As has been said, Lewis was an Anglican, and Anglicans generally do accept divorce at least in the case of adultery, which Mr Gresham had been committing.
Unfortunately I don’t have the texts with me now, but I’ve read Lewis’s collected letters, and it looks as if Mr Gresham had also been married before he married Joy, and that wife was still alive - so in other words, we as Catholics would say that Gresham’s marriage to Joy was invalid, so she would have been free to marry Lewis. I think Lewis as an Anglican was not 100% convinced if adultery was grounds for divorce and remarriage, or whether the Catholic position was true - finding this out made him happy that no matter what, it would be “okay” to marry her. So I think he would have been convinced that marrying her was all right to do.

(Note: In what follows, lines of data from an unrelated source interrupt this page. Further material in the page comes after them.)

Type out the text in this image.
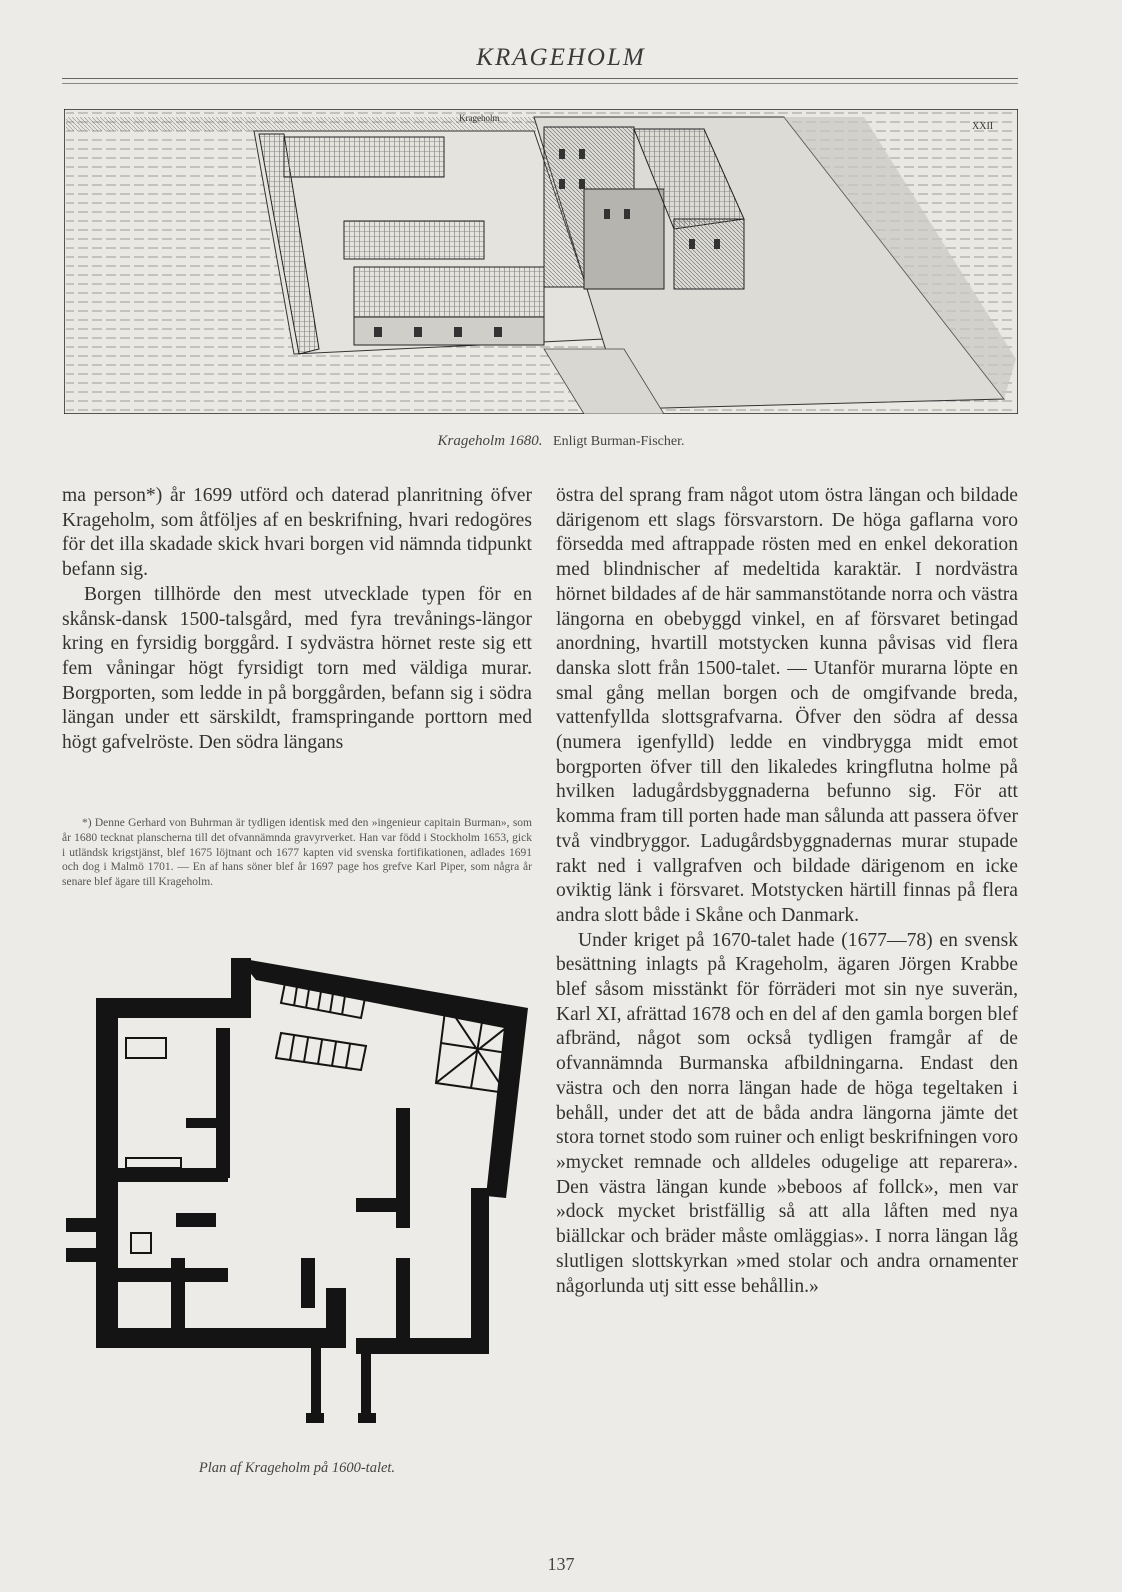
KRAGEHOLM
Krageholm
XXII
Krageholm 1680. Enligt Burman-Fischer.

ma person*) år 1699 utförd och daterad planritning öfver Krageholm, som åtföljes af en beskrifning, hvari redogöres för det illa skadade skick hvari borgen vid nämnda tidpunkt befann sig.

Borgen tillhörde den mest utvecklade typen för en skånsk-dansk 1500-talsgård, med fyra trevånings-längor kring en fyrsidig borggård. I sydvästra hörnet reste sig ett fem våningar högt fyrsidigt torn med väldiga murar. Borgporten, som ledde in på borggården, befann sig i södra längan under ett särskildt, framspringande porttorn med högt gafvelröste. Den södra längans

*) Denne Gerhard von Buhrman är tydligen identisk med den »ingenieur capitain Burman», som år 1680 tecknat planscherna till det ofvannämnda gravyrverket. Han var född i Stockholm 1653, gick i utländsk krigstjänst, blef 1675 löjtnant och 1677 kapten vid svenska fortifikationen, adlades 1691 och dog i Malmö 1701. — En af hans söner blef år 1697 page hos grefve Karl Piper, som några år senare blef ägare till Krageholm.
Plan af Krageholm på 1600-talet.

östra del sprang fram något utom östra längan och bildade därigenom ett slags försvarstorn. De höga gaflarna voro försedda med aftrappade rösten med en enkel dekoration med blindnischer af medeltida karaktär. I nordvästra hörnet bildades af de här sammanstötande norra och västra längorna en obebyggd vinkel, en af försvaret betingad anordning, hvartill motstycken kunna påvisas vid flera danska slott från 1500-talet. — Utanför murarna löpte en smal gång mellan borgen och de omgifvande breda, vattenfyllda slottsgrafvarna. Öfver den södra af dessa (numera igenfylld) ledde en vindbrygga midt emot borgporten öfver till den likaledes kringflutna holme på hvilken ladugårdsbyggnaderna befunno sig. För att komma fram till porten hade man sålunda att passera öfver två vindbryggor. Ladugårdsbyggnadernas murar stupade rakt ned i vallgrafven och bildade därigenom en icke oviktig länk i försvaret. Motstycken härtill finnas på flera andra slott både i Skåne och Danmark.

Under kriget på 1670-talet hade (1677—78) en svensk besättning inlagts på Krageholm, ägaren Jörgen Krabbe blef såsom misstänkt för förräderi mot sin nye suverän, Karl XI, afrättad 1678 och en del af den gamla borgen blef afbränd, något som också tydligen framgår af de ofvannämnda Burmanska afbildningarna. Endast den västra och den norra längan hade de höga tegeltaken i behåll, under det att de båda andra längorna jämte det stora tornet stodo som ruiner och enligt beskrifningen voro »mycket remnade och alldeles odugelige att reparera». Den västra längan kunde »beboos af follck», men var »dock mycket bristfällig så att alla låften med nya biällckar och bräder måste omläggias». I norra längan låg slutligen slottskyrkan »med stolar och andra ornamenter någorlunda utj sitt esse behållin.»

137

Interestingly, Lewis and Joy were first married in a civil ceremony, because Joy’s visa had expired and otherwise she would be forced to return to the US. It was purely a marriage of “convenience”, and they didn’t intend for it to be anything else - their relationship had been platonic up until then. It was only when Joy was diagnosed with cancer, and the two of them had fallen in love, that Lewis had an Anglican priest marry them “in the eyes of God”. They took their vows again in her hospital room, and afterwards she was discharged and allowed to go home, where she moved in with Lewis - her cancer would go into remission and she would live another three years instead of the expected weeks or months.